Jednakże nie oznacza to, że rynek zatrzymał się i nic się nie dzieje. Początkowo to były zadania doraźne, odpowiedzi na najistotniejsze pytania klientów dotyczące kwestii biznesowych i prawnych, nie tylko dotyczące trwających transakcji. Teraz obserwujemy i bierzemy aktywny udział w trwających  transakcjach, które są zawierane pomiędzy stronami, których przedmiotem są budynki biurowe i projekty logistyczne. To dobry znak i sygnał dla wszystkich uczestników rynku nieruchomości. Poza tym, trudno jest mówić o jednolitym rynku nieruchomości, bowiem istniejąca sytuacja w odmienny sposób wpływa na sektor nieruchomości biurowych, hotelowych, centrów handlowych czy projektów logistycznych, który w dalszym ciągu jest aktywny.  Te czynniki, które stymulująco wpływają na jeden sektor są obciążeniem dla innego sektora w tej samej branży.

I  ten sam proces obserwujemy na rynku nieruchomości. Rozwój e-commerce  pozytywnie wpływa na logistykę, a jest problemem dla właścicieli centrów handlowych. Istniejąca sytuacja jest najtrudniejsza dla centrów handlowych i rynku hotelowego.
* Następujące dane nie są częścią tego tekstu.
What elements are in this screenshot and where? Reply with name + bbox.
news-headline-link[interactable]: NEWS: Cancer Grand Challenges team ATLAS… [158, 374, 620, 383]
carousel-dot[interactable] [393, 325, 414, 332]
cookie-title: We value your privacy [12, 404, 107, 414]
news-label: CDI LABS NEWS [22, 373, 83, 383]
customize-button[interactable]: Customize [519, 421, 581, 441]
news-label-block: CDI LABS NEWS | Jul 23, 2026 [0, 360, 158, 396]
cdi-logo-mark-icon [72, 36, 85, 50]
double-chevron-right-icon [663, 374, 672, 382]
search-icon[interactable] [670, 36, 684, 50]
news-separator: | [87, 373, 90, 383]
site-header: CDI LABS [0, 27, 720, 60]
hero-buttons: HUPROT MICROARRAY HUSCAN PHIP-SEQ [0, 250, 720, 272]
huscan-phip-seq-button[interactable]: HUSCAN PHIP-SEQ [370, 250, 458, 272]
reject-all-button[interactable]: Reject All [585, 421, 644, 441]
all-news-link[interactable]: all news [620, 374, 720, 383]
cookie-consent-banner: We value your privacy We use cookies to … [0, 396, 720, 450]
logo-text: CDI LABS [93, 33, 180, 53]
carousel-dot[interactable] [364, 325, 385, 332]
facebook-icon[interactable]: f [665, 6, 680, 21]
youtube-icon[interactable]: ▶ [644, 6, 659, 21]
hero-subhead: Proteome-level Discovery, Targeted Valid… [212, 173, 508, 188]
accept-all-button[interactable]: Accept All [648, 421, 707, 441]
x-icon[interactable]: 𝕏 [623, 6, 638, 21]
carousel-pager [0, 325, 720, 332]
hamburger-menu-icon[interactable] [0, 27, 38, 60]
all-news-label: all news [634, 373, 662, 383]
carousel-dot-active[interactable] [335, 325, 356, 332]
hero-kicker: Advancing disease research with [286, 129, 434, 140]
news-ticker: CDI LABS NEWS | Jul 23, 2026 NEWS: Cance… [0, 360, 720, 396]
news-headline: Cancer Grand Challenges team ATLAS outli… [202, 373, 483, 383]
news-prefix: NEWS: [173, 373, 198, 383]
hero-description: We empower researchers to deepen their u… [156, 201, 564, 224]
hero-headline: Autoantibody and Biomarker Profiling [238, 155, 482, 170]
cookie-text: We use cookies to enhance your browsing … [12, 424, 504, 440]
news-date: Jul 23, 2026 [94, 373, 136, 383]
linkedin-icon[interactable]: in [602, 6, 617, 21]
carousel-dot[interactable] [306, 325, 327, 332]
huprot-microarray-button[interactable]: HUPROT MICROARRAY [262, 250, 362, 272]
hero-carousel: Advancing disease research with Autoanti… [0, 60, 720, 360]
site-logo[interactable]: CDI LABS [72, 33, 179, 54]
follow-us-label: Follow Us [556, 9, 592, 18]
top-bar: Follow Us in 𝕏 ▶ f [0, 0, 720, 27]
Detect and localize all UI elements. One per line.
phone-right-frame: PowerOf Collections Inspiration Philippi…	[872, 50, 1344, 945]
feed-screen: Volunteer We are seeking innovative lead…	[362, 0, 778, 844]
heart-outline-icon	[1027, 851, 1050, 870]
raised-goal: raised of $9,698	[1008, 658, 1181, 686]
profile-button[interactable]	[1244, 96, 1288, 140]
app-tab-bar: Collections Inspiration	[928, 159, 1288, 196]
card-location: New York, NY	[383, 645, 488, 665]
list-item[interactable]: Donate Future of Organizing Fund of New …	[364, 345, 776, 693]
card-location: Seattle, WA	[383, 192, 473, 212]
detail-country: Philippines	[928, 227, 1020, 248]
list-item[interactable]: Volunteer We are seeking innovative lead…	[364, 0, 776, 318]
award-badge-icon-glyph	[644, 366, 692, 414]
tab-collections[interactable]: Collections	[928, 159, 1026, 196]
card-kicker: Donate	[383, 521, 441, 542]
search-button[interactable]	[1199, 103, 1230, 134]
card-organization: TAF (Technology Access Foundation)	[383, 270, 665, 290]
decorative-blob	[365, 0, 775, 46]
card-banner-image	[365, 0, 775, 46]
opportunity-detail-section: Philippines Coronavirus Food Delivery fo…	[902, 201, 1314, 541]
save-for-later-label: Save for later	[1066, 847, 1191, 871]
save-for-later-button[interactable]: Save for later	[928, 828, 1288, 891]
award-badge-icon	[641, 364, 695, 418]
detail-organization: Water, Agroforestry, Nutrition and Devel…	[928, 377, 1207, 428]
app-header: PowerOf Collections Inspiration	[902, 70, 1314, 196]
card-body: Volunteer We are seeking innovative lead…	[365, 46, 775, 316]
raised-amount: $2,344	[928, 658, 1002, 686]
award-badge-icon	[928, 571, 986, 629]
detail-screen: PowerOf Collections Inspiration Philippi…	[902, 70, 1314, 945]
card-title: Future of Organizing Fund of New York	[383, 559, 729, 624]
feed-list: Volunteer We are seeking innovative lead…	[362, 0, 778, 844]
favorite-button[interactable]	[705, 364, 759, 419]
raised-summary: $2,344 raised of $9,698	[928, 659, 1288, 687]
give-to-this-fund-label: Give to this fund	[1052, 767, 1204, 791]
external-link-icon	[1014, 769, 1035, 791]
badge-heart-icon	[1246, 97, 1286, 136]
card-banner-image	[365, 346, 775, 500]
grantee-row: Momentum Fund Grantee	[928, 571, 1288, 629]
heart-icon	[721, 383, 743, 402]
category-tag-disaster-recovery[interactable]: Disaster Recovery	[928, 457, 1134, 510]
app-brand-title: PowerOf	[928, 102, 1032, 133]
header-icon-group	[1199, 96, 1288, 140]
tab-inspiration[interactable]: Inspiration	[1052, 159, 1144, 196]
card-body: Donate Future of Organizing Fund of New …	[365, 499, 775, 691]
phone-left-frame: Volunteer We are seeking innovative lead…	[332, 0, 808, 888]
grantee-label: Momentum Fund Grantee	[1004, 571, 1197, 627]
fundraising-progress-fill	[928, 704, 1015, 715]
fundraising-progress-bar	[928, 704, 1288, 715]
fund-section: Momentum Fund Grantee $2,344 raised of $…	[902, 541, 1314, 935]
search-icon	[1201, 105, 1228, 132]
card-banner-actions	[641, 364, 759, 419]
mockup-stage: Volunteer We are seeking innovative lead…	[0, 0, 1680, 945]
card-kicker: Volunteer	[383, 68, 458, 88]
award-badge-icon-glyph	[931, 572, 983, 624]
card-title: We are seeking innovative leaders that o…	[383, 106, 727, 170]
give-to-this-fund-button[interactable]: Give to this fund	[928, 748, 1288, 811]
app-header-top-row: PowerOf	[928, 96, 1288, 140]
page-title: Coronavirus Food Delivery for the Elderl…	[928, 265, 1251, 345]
Obecna sytuacja ma bezpośredni wpływ na budownictwo. Wyjazd około 2 mln pracowników z Ukrainy, pracujących przede wszystkim w budownictwie, wstrzymanie realizacji niektórych projektów przez inwestorów, wobec niepewnej sytuacji ekonomicznej oraz obawy związane z koronavirusem – to poważny problem, z którym muszą zmierzyć się wszystkie firmy budowlane.

2. Kiedy możemy spodziewać się ustabilizowania sytuacji?

Bardzo chciałabym znać odpowiedz na to pytanie, nie jestem ani wróżką, ani wiedźmą i nie mam szklanej kuli.

Tak jak wspomniałam, ta sytuacja jest nieprzewidywalna i to jest największe ryzyko. Prędzej, czy później, a to zależy od opanowania pandemii, sytuacja powróci do normy. Chociaż w moim przekonaniu świat się zmieni i zmieni się nastawienie do wielu rzeczy, styl życia, sposób pracy. My się zmienimy.

3. Jak aktualna sytuacja wpływa na Pani codzienną prace? Jak koronawirus                wpływa na Państwa firmę?

Pracujemy cały czas i to bardzo intensywnie, zapewniając pomoc prawną naszym Klientom, ale pracujemy inaczej. Zapewniliśmy prawidłowe funkcjonowanie biura, ale większość z nas pracuje zdalnie.

Byliśmy dobrze przygotowani do pracy zdalnej, przy zastosowaniu dostępnych nowych technologii, ale sposób w jaki wszyscy zaakceptowali ten sposób wykonywania pracy, jest naprawdę miłym zaskoczeniem.

Praca zdalna spowodowała, że wszyscy poczuliśmy konieczność lepszej komunikacji, co powodowało lepszą organizacje i efektywność. Codziennie mamy rano spotkania on-line  w mniejszych zespołach pracujących nad konkretnymi projektami, raz w tygodniu z całym zespołem. Spotkania wszystkich partnerów w kancelarii są także cotygodniowe. Na bieżąco wymieniamy informacje, dyskutujemy o merytorycznych problemach. Wspólnie znajdujemy rozwiązania. Staramy się rygorystycznie przestrzegać czasu, aby te nasze spotkania nie były „przegadane”. Praca zdalna i to, że nie jesteśmy fizycznie  w kancelarii nie zakłóciła systemu naszych wewnętrznych szkoleń.

Nakłady na nowe technologie potwierdziły się u nas w praktyce i okazały się świetną inwestycją. System pracuje w sposób niezakłócony, a do tego zespól IT jest nieoceniony w gotowości do pomocy w każdej sprawie.

Jesteśmy przygotowani zarówno technologicznie jak i organizacyjnie oraz przestrzegamy dyscypliny finansowe.

Przede wszystkim mamy znakomity zespół, nie tylko prawników ale wszystkie inne działy wspierające prawników , bez pomocy tych wszystkich osób nie moglibyśmy pracować. Zespół jest naszą największą wartością.